Financial analyses are the most prevalent. You should be comparing the Income Statements and Balance Sheets for critical trends. For example, if gross margin is trending down, then one of three things has probably occurred:
- Price points have eroded.
- Customer or product mix has changed substantially, or
- Costs have increased.
When analyzing the costs be sure to look at material, labor, and overhead separately. Increased material costs are usually easy to pass through to the customer, but labor and overhead increases often must be offset with cutbacks or improved efficiencies. The same holds true for Operating Income. If it’s down from prior years but gross margin hasn’t declined then SG&A, or some other expense is too high, and spending controls should be implemented.
The balance sheet is another area to analyze trends.
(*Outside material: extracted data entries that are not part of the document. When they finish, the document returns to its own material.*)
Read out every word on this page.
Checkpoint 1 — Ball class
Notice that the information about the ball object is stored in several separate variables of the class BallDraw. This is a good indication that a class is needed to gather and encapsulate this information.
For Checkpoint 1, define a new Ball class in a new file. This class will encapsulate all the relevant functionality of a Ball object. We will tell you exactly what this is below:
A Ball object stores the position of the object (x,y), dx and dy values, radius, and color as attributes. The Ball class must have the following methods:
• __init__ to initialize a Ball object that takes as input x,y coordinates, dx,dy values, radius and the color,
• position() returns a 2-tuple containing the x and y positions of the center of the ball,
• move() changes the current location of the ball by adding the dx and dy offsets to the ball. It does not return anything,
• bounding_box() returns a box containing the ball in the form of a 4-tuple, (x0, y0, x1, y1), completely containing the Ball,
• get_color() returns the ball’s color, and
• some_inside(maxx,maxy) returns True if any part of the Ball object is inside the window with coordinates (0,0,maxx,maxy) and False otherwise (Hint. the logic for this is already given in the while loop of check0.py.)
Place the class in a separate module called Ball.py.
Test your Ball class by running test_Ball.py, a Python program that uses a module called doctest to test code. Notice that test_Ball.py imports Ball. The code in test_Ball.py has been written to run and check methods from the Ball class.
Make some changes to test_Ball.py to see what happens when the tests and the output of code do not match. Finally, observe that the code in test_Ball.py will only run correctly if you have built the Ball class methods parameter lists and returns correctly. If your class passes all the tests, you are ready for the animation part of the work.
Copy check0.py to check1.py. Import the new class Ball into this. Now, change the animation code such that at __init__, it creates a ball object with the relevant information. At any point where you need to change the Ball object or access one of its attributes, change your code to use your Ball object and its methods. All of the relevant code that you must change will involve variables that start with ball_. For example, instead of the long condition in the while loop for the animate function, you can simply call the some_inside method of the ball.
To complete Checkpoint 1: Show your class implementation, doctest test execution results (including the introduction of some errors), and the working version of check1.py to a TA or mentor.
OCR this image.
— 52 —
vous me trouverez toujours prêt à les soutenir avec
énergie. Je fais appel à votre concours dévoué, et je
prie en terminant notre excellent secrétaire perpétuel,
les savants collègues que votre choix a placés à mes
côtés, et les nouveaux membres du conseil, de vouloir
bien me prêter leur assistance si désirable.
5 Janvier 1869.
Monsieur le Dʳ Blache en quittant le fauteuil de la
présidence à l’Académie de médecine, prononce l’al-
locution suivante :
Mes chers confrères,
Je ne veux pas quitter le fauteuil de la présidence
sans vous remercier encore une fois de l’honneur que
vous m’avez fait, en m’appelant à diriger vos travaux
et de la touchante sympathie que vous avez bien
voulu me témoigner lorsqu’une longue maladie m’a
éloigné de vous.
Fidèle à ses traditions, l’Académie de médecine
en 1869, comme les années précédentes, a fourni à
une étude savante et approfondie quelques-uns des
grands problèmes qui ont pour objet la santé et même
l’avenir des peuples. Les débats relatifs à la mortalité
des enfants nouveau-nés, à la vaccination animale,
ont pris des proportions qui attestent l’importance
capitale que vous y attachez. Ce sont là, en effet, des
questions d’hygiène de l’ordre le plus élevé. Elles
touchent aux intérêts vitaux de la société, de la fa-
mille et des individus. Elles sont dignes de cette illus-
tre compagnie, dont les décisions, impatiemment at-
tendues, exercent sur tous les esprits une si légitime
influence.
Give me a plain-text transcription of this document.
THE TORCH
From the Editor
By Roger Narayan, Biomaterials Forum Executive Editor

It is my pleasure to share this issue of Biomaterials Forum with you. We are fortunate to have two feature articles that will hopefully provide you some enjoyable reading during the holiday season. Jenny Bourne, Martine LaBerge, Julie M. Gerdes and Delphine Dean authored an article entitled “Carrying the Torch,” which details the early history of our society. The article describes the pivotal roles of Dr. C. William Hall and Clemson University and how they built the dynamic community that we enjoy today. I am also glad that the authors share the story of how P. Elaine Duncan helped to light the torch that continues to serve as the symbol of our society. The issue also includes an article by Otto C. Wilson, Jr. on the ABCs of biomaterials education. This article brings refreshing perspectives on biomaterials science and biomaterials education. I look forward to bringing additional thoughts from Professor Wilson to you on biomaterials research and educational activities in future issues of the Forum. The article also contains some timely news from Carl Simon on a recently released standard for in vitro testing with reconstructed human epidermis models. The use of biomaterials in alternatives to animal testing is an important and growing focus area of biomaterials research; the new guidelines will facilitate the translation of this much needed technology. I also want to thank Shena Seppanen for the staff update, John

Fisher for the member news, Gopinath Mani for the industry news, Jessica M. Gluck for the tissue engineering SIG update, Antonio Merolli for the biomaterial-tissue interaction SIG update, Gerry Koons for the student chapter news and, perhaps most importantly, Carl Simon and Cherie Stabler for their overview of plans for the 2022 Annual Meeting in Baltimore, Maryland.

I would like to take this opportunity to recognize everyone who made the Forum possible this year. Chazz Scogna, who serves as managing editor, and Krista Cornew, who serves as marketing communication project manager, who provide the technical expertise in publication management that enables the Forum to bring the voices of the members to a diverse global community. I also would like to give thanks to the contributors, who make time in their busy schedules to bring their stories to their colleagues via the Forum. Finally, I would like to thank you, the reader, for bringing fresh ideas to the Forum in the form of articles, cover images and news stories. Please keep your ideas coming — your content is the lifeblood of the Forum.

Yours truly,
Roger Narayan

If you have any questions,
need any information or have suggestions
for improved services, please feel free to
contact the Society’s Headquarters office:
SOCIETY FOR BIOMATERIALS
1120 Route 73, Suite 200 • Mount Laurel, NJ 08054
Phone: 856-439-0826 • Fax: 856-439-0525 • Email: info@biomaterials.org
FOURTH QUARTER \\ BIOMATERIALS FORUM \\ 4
Individually: inventory, accounts receivable, and accounts payable are accounts to track because they profoundly influence cash flow. Work to reduce total inventory dollars while increasing inventory turns. For accounts receivable and accounts payable, always make sure the Days Sales Outstanding (DSO) or the average number of days one waits to collect receivables is lower than the Days Payables Outstanding (DPO). Tracking these accounts and working towards a downward trend will improve cash flow and ease day-to-day operations.
Another area that trend analyses are beneficial to, is in sales. In addition to tracking monthly revenue numbers and striving for continued growth, you should also be monitoring product mix, market segments, and customer sales. Each of these can have different margins, and a shift in the mix can negatively affect the bottom line. Tracking them enables you to make necessary adjustments should new trends begin to develop.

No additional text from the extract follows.